Drug Discovery Seminars
9:00 AM to 10:00 AM | January 15, 2016

Molecular target identification in kidney disease across disciplines and continents

Forum Hall, Palmer Commons
Audience This is a public event.
Abstract

Learn how researchers at University Michigan have used a precision medicine strategy to attack chronic kidney disease —identifying new biomarkers for disease progression, and targets for drug discovery projects to develop new therapeutics. 

More than 20 million Americans — 1 in 10 adults — have some level of chronic kidney disease, making the search for better diagnostic tools and new therapies a high priority for researchers.
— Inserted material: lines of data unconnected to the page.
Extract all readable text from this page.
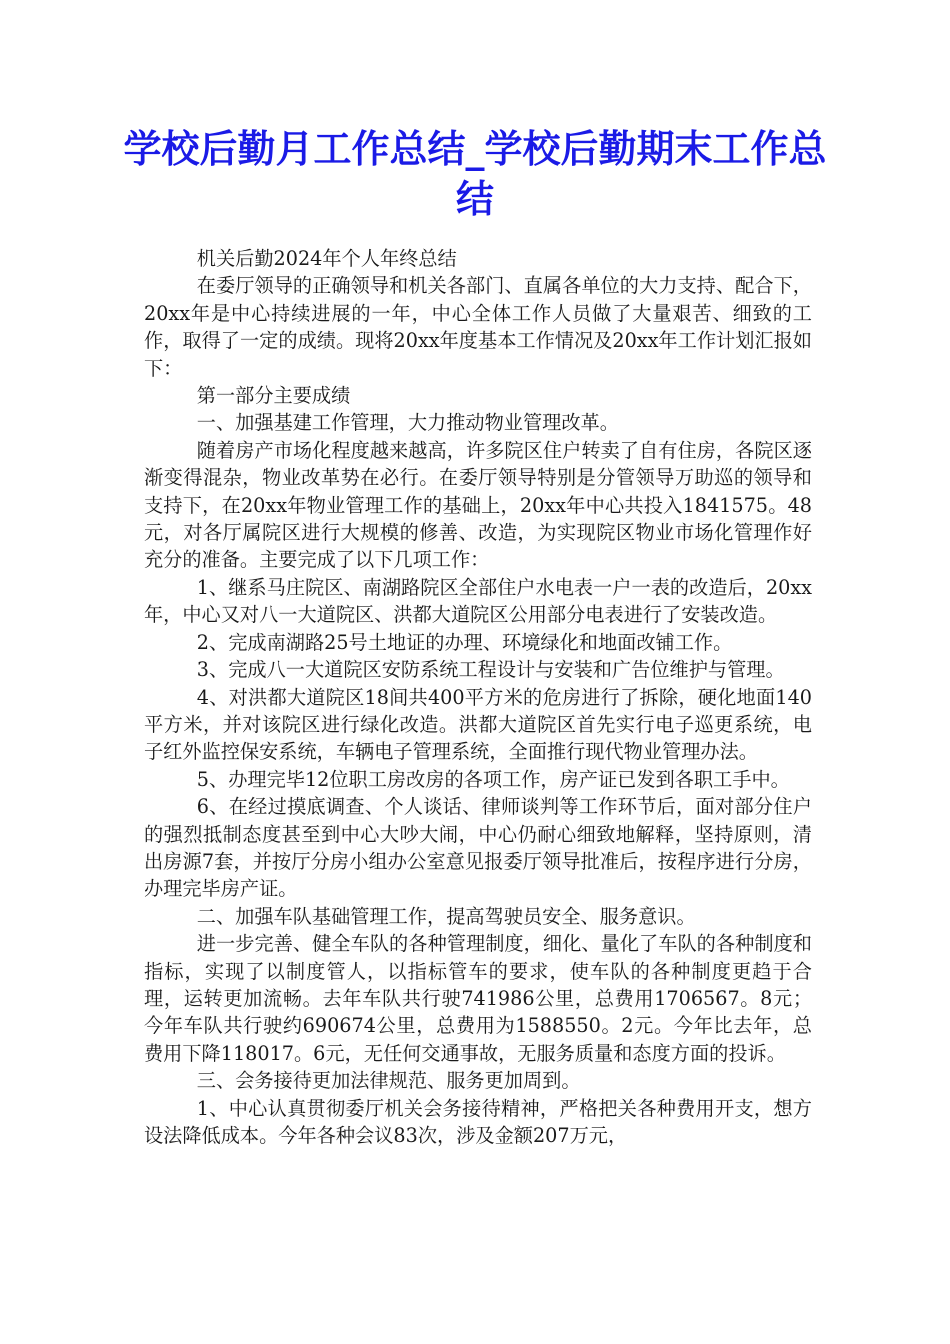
学校后勤月工作总结_学校后勤期末工作总结

机关后勤2024年个人年终总结

在委厅领导的正确领导和机关各部门、直属各单位的大力支持、配合下，20xx年是中心持续进展的一年，中心全体工作人员做了大量艰苦、细致的工作，取得了一定的成绩。现将20xx年度基本工作情况及20xx年工作计划汇报如下：

第一部分主要成绩

一、加强基建工作管理，大力推动物业管理改革。

随着房产市场化程度越来越高，许多院区住户转卖了自有住房，各院区逐渐变得混杂，物业改革势在必行。在委厅领导特别是分管领导万助巡的领导和支持下，在20xx年物业管理工作的基础上，20xx年中心共投入1841575。48元，对各厅属院区进行大规模的修善、改造，为实现院区物业市场化管理作好充分的准备。主要完成了以下几项工作：

1、继系马庄院区、南湖路院区全部住户水电表一户一表的改造后，20xx年，中心又对八一大道院区、洪都大道院区公用部分电表进行了安装改造。

2、完成南湖路25号土地证的办理、环境绿化和地面改铺工作。

3、完成八一大道院区安防系统工程设计与安装和广告位维护与管理。

4、对洪都大道院区18间共400平方米的危房进行了拆除，硬化地面140平方米，并对该院区进行绿化改造。洪都大道院区首先实行电子巡更系统，电子红外监控保安系统，车辆电子管理系统，全面推行现代物业管理办法。

5、办理完毕12位职工房改房的各项工作，房产证已发到各职工手中。

6、在经过摸底调查、个人谈话、律师谈判等工作环节后，面对部分住户的强烈抵制态度甚至到中心大吵大闹，中心仍耐心细致地解释，坚持原则，清出房源7套，并按厅分房小组办公室意见报委厅领导批准后，按程序进行分房，办理完毕房产证。

二、加强车队基础管理工作，提高驾驶员安全、服务意识。

进一步完善、健全车队的各种管理制度，细化、量化了车队的各种制度和指标，实现了以制度管人，以指标管车的要求，使车队的各种制度更趋于合理，运转更加流畅。去年车队共行驶741986公里，总费用1706567。8元；今年车队共行驶约690674公里，总费用为1588550。2元。今年比去年，总费用下降118017。6元，无任何交通事故，无服务质量和态度方面的投诉。

三、会务接待更加法律规范、服务更加周到。

1、中心认真贯彻委厅机关会务接待精神，严格把关各种费用开支，想方设法降低成本。今年各种会议83次，涉及金额207万元，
The current biomarkers do a poor job in predicting disease progression, and patients have few options beyond burdensome dialysis or kidney transplant. Frances Collins, Director NIH, recently highlighted the importance of Matthias’s research in a recent blog post. 

http://directorsblog.nih.gov/2015/12/15/pursuing-precision-medicine-for-chronic-kidney-disease/

About the Speaker

Matthias Kretzler, M.D.
Warner-Lambert/Parke-Davis Professor of Internal Medicine/Nephrology and Computational Medicine and Bioinformatics
U-M Medical School

The overarching goal of Kretzler’s research is to define renal disease in mechanistic terms and to use this knowledge for targeted therapeutic interventions. To reach this goal, Kretzler has developed a translational research pipeline centered on integrated systems biology analysis of glomerular disease. He is the principal investigator of the U54 Nephrotic Syndrome Research Network (Neptune) in the Rare Disease Clinical Research Network II, the Data Coordinating Center for the UM1 CureGN network, and the Director of the Applied Systems Biology Core at the O’Brien Renal Center at University of Michigan. Kretlzer has 20 years of experience in integration of bioinformatics, molecular and clinical approaches in more than 150 collaborative studies on molecular analysis of renal disease.